07.01.2016

Aufklärungsrüge: Aufklärungsgespräch zwischen Arzt und Patient entscheidend

Eine Aufklärungsrüge ist nicht ausschließlich nach dem Inhalt eines vom Patienten unterzeichneten Aufklärungsbogens zu beurteilen. Das Gericht hat vielmehr den Inhalt des persönlichen Aufklärungsgespräches zwischen Arzt und Patient aufzuklären, weil auf der Grundlage des tatsächlich geführten Gespräches und nicht allein anhand des Aufklärungsbogens zu entscheiden ist, ob der Patient vor einem ärztlichen Eingriff ordnungsgemäß aufgeklärt wurde.

OLG Hamm 9.11.2015, 3 U 68/15
Der Sachverhalt:
Die 1948 geborene Klägerin begab sich wegen anhaltender Kniebeschwerden in die Behandlung der beklagten Klinik. Dort führten die mitverklagten Ärzte im Oktober 2010 eine Knieprothesenrevision durch, bei der eine gelockerte Schlittenprothese durch eine modulare Sonderprothese ersetzt wurde.

Wegen anhaltender Kniebeschwerden - nach Darstellung der Klägerin ist sie heute dauerhaft auf Krücken oder einen Rollstuhl angewiesen - rügte die Klägerin u.a. eine behandlungsfehlerhafte Verletzung ihres Oberschenkelnervs während der Revisionsoperation sowie ihre unzureichende Risikoaufklärung. Entgegen dem Inhalt der Aufklärungsbögen sei sie vor der Operation über Risiken nicht aufgeklärt worden. Die Klägerin verlangt von den Beklagten Schadensersatz, u.a. eine ab Mai 2013 zu zahlende Schmerzensgeldrente von mtl. 1000 € neben einem Kapitalbetrag von 50.000 €.

Das LG wies die Klage ab.
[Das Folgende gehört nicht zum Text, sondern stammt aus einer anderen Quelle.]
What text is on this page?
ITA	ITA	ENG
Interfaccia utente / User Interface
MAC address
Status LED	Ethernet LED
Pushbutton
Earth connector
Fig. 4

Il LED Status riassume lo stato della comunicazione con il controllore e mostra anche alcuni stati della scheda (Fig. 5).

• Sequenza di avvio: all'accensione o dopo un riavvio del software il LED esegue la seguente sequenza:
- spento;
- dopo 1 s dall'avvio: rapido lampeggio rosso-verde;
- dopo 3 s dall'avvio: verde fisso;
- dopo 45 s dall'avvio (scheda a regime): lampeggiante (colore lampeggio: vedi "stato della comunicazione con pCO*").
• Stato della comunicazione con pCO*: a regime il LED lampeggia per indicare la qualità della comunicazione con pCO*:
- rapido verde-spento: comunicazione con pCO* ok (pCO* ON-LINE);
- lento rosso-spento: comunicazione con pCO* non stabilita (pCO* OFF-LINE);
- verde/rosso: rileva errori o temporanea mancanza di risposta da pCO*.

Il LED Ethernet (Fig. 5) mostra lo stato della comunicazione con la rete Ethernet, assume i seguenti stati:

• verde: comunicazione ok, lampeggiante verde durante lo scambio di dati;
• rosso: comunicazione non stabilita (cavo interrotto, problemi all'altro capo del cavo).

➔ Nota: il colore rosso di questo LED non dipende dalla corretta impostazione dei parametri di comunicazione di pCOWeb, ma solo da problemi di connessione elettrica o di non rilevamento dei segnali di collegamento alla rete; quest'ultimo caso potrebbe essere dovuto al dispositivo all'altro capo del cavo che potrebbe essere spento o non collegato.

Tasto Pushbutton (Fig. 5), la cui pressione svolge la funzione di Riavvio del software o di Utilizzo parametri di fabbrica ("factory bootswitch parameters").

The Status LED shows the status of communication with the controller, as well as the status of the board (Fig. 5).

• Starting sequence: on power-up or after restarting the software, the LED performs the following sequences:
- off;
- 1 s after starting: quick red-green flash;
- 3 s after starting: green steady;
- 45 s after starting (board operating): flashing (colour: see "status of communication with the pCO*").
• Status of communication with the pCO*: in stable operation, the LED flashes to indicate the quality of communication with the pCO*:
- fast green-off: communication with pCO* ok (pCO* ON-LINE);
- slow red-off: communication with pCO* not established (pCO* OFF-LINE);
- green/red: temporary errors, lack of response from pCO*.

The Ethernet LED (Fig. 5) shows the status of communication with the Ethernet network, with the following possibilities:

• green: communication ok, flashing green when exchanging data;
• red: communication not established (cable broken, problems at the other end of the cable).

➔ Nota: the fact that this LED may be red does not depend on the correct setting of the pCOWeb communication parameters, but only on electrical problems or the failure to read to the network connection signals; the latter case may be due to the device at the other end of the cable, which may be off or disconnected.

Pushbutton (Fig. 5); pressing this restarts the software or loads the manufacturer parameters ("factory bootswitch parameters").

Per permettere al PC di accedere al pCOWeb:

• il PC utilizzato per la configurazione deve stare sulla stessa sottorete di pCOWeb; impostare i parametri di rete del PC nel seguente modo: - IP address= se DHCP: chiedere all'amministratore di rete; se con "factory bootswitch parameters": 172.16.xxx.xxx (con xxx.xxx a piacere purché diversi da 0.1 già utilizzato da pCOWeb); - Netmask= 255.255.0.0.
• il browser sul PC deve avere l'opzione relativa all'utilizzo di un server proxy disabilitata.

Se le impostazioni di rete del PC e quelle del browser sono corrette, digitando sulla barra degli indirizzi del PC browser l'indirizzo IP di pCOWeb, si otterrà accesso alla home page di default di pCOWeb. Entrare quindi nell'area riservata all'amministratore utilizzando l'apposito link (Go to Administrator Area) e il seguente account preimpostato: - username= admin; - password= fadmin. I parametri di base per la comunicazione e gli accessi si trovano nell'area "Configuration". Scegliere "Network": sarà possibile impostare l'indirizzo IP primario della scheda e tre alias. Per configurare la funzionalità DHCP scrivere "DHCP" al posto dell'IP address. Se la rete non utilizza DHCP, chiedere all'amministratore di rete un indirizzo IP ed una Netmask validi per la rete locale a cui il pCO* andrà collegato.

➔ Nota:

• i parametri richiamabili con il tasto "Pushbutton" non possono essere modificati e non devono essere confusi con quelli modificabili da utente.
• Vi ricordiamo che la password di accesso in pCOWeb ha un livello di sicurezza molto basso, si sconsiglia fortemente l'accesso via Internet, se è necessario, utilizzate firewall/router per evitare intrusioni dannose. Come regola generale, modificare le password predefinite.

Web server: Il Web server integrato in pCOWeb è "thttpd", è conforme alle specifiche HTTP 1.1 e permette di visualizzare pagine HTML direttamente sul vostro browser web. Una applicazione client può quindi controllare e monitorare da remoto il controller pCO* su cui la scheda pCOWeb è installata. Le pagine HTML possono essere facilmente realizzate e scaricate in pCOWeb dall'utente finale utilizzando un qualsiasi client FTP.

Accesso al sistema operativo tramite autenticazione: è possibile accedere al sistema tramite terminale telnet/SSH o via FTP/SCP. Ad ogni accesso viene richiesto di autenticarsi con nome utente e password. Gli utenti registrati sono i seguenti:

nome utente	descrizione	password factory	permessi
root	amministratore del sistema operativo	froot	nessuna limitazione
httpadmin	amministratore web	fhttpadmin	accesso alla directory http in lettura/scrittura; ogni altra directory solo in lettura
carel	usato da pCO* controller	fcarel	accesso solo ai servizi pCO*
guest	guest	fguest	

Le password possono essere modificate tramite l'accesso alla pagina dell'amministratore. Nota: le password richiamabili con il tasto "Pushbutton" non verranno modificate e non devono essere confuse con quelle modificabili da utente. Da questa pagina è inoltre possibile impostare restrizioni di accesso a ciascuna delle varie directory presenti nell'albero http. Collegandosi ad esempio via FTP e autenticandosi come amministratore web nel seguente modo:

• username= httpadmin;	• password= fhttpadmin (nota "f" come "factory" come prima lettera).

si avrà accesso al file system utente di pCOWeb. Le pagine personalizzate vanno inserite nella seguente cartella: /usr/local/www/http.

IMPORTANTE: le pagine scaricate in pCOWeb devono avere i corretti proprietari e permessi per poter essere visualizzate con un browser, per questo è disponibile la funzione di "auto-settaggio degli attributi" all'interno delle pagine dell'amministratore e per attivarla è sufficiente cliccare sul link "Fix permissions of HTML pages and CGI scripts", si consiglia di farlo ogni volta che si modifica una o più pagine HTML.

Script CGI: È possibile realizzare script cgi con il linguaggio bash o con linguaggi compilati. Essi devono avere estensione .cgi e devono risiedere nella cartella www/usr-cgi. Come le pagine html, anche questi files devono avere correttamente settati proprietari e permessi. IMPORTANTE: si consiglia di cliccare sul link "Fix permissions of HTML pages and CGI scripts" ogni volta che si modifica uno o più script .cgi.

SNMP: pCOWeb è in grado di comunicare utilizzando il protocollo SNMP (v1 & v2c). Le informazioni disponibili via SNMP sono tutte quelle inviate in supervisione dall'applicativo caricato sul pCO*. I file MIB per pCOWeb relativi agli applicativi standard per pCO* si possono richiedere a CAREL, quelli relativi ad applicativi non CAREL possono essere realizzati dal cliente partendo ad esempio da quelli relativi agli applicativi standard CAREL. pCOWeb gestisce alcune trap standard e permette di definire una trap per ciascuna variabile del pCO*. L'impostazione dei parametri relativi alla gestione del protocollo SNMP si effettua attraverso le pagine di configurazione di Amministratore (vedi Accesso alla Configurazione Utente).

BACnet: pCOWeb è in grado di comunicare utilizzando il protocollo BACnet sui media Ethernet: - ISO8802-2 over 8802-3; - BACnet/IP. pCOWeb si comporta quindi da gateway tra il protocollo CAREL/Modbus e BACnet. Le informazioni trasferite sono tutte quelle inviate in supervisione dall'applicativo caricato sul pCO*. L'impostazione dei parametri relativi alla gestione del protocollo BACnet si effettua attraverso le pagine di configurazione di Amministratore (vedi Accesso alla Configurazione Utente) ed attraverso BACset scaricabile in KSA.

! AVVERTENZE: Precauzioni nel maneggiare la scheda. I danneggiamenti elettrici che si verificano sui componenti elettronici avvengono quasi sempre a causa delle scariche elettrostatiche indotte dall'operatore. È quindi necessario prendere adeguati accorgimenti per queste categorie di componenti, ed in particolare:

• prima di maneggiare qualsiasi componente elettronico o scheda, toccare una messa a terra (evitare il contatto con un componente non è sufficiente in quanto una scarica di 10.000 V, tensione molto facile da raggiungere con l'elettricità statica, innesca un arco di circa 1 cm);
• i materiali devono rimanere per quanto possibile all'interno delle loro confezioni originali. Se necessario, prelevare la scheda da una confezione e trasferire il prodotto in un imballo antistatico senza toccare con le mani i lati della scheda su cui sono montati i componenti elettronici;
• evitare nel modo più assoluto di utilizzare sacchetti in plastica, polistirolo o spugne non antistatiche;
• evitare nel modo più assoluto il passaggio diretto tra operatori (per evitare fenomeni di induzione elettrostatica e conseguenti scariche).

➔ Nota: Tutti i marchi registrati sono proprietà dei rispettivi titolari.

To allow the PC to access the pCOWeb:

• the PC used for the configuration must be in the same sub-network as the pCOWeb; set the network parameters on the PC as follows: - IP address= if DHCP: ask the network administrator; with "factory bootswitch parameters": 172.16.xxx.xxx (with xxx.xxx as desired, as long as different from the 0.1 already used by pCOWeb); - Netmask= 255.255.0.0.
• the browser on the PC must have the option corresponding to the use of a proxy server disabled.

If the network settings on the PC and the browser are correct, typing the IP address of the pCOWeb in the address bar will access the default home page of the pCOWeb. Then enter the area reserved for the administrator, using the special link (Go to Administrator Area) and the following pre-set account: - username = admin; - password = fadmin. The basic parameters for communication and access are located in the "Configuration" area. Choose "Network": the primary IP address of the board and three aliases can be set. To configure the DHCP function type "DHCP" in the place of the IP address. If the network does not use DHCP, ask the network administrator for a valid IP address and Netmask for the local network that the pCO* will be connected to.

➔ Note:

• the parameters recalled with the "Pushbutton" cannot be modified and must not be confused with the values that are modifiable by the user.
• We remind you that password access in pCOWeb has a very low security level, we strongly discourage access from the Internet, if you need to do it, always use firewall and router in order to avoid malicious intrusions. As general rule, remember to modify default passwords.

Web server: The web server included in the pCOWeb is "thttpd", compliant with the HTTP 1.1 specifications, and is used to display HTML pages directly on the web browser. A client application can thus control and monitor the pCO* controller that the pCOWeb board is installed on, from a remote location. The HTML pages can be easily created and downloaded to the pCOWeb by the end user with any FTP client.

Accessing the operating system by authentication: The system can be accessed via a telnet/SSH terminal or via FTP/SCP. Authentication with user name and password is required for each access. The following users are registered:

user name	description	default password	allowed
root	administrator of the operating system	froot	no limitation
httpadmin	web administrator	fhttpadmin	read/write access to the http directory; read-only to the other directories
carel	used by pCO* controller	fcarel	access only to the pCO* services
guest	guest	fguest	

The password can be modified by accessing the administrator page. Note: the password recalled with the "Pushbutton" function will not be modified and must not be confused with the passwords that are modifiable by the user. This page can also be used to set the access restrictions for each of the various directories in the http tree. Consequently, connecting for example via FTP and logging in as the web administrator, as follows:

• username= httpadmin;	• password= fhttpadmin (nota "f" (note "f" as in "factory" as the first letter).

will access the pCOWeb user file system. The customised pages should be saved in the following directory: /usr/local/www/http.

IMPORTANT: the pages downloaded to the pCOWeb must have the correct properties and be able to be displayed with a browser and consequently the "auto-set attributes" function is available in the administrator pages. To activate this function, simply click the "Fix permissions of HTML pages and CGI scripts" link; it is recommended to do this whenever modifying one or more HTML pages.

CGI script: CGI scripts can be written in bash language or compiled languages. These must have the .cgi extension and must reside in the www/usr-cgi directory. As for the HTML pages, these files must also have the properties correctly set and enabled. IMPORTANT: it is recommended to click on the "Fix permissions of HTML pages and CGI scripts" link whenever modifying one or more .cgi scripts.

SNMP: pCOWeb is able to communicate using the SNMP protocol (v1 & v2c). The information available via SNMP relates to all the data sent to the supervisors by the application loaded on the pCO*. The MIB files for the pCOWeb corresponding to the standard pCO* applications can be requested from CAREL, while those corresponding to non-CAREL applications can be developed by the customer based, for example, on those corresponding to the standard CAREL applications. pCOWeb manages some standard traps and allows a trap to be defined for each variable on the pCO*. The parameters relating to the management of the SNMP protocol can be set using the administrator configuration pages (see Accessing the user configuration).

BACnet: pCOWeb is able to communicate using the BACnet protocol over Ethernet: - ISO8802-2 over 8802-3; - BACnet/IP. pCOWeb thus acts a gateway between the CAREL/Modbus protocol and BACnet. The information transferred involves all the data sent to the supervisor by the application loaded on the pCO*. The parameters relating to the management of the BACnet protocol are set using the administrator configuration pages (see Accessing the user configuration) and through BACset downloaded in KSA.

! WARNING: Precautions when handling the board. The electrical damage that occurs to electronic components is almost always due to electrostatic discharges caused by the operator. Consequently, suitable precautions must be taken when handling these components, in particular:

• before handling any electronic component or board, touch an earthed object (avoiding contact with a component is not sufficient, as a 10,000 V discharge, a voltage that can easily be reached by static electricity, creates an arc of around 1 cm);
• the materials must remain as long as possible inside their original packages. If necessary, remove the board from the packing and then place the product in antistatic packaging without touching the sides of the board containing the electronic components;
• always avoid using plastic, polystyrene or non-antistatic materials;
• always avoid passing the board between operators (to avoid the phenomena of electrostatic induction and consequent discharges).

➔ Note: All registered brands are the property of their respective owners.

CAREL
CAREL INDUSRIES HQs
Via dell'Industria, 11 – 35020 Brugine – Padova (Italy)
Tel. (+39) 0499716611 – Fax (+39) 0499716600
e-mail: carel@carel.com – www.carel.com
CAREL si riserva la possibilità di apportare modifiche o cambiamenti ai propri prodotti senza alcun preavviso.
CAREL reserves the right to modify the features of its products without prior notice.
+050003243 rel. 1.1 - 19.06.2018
Die Berufung der Klägerin hatte vor dem OLG keinen Erfolg. Die Revision zum BGH wurde nicht zugelassen.

Die Gründe:
Die Klägerin hat keine Haftungsansprüche gegenüber den Beklagten.

Die Aufklärungsrüge greift nicht durch. Dabei ist die Frage der ordnungsgemäßen Aufklärung  der Klägerin nicht allein anhand des Aufklärungsbogens zu entscheiden. Vielmehr kommt es auf den Inhalt des persönlichen Aufklärungsgespräches zwischen Arzt und Patient an, der vorliegend auch durch die Anhörung der Klägerin und der beklagten Ärzte, durch die Zeugenvernehmung des Ehemanns der Klägerin sowie durch die ergänzende Anhörung der medizinischen Sachverständigen ermittelt wurde.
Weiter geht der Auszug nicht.